Because students do the work, the cost of a hairstyle or manicure is about a third of what is charged in Nolan's three other salons, she said. But what patrons save in money, they might lose in time.

"We do not rush," said Nolan. "Each student must be tutored, so sometimes it takes an hour and a half, whereas in a salon it could take 45 minutes."

The novice hairstylists, like the clerks upstairs, are dressed in the school's uniform of hip-hugging black sleeveless T-shirt with the Scanners logo. The shirt is worn with pants or closely fitting straight skirts. The color scheme must always be black and white, Nolan said.

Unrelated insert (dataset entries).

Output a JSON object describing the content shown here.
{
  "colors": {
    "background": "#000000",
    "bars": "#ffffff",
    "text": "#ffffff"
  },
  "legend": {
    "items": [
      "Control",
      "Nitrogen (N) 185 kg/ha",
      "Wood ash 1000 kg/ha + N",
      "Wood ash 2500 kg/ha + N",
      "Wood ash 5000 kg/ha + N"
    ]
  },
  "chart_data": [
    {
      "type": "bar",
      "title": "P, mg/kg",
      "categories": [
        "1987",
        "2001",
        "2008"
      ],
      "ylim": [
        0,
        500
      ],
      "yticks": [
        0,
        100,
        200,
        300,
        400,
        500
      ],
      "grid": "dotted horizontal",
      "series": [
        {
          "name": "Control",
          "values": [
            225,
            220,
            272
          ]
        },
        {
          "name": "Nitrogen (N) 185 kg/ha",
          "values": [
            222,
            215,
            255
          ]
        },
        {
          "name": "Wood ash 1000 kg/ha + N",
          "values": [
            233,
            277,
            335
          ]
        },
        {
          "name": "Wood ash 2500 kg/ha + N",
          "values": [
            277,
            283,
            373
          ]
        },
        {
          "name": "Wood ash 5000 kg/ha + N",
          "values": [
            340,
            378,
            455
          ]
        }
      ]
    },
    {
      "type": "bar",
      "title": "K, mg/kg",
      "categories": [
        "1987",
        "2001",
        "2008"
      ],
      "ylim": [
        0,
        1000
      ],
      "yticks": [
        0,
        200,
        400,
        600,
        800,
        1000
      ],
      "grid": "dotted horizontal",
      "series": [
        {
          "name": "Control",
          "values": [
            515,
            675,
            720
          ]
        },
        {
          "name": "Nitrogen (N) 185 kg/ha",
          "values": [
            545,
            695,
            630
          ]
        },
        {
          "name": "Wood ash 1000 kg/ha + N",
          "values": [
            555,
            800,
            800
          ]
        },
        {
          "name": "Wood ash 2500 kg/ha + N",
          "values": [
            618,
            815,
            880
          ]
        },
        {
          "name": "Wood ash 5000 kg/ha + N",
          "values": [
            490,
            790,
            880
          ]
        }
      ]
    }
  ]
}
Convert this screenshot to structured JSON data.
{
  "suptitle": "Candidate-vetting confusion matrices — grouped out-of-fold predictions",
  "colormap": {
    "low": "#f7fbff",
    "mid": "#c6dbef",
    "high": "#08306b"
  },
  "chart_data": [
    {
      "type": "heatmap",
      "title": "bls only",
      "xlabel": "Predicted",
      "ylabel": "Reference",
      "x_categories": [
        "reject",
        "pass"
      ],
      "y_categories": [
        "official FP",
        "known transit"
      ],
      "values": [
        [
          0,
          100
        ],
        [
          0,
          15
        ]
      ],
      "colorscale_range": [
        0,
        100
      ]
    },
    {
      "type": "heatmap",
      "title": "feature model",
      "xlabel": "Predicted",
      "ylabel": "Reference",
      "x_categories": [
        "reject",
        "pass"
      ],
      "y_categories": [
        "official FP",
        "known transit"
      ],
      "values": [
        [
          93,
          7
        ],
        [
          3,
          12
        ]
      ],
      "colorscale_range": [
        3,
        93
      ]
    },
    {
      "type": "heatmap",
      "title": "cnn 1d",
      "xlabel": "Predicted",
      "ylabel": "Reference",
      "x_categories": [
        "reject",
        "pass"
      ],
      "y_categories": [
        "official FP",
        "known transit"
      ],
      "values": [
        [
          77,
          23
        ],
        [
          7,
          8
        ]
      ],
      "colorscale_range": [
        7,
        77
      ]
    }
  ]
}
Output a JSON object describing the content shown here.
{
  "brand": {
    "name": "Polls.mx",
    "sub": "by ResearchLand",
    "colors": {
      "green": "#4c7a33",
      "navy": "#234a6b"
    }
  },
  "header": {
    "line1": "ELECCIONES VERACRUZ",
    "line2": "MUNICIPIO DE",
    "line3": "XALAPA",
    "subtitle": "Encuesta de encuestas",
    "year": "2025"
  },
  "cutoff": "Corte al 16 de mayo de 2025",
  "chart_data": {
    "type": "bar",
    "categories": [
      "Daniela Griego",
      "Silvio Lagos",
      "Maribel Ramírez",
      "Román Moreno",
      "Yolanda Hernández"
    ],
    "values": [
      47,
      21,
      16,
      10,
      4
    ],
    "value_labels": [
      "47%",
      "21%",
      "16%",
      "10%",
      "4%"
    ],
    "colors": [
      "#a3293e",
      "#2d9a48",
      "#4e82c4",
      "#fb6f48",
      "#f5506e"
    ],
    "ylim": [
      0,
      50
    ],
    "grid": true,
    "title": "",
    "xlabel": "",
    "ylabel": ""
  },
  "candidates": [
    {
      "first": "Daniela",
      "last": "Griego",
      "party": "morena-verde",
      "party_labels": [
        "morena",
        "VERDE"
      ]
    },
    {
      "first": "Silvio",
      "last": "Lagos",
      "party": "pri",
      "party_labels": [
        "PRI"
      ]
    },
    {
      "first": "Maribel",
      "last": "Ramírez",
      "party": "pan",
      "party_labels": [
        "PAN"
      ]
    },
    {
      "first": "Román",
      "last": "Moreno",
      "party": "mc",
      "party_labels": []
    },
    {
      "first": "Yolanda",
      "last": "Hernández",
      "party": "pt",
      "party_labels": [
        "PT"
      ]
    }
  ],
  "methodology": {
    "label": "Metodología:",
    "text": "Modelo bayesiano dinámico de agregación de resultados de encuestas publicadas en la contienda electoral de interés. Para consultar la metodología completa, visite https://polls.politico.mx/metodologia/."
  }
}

The spacious salon room with its 30 styling stations, arrow-straight rows of shampoo chairs, plastic sinks and hair driers bustles with activity. Twenty folding chairs and a blackboard constitute a makeshift classroom in the center.

Near the entrance are displayed nine large trophies won by the students in hairstyling competitions.

"I came to this school because it's Liz's school and I knew it would be the best one," said Ritchie Foster, 23, who won three of the trophies.

At another station, Lesley Isaac, 24, trimmed and relaxed the "curl pattern" in the hair of Dr. Kenneth Smothers, a psychiatrist with offices on Connecticut Avenue. Henry Parker, 37, one of five instructors, closely supervised every snip of the scissors while other students watched.

Smothers, who was at Scanners for the first time, said he had no reservations about students working on his hair. "I know Liz has expert instructors . . . so I know I will get a professional job," he said.

Another customer, Judith M. Keane, 45, a management consultant who had her nails polished the color of "pecan pie," said the work was "excellent."

Nolan's 84 students range in age from 16 to 35. The cost of the 10-month cosmetology course is $3,400 for tuition plus $450 for fees and supplies. On completion of 1,500 hours, students take the city-administered certification exam to become licensed operators.

The first class, consisting of 17 students, is scheduled to graduate in October. "They are prepared to start making money the first day out of school," Nolan said.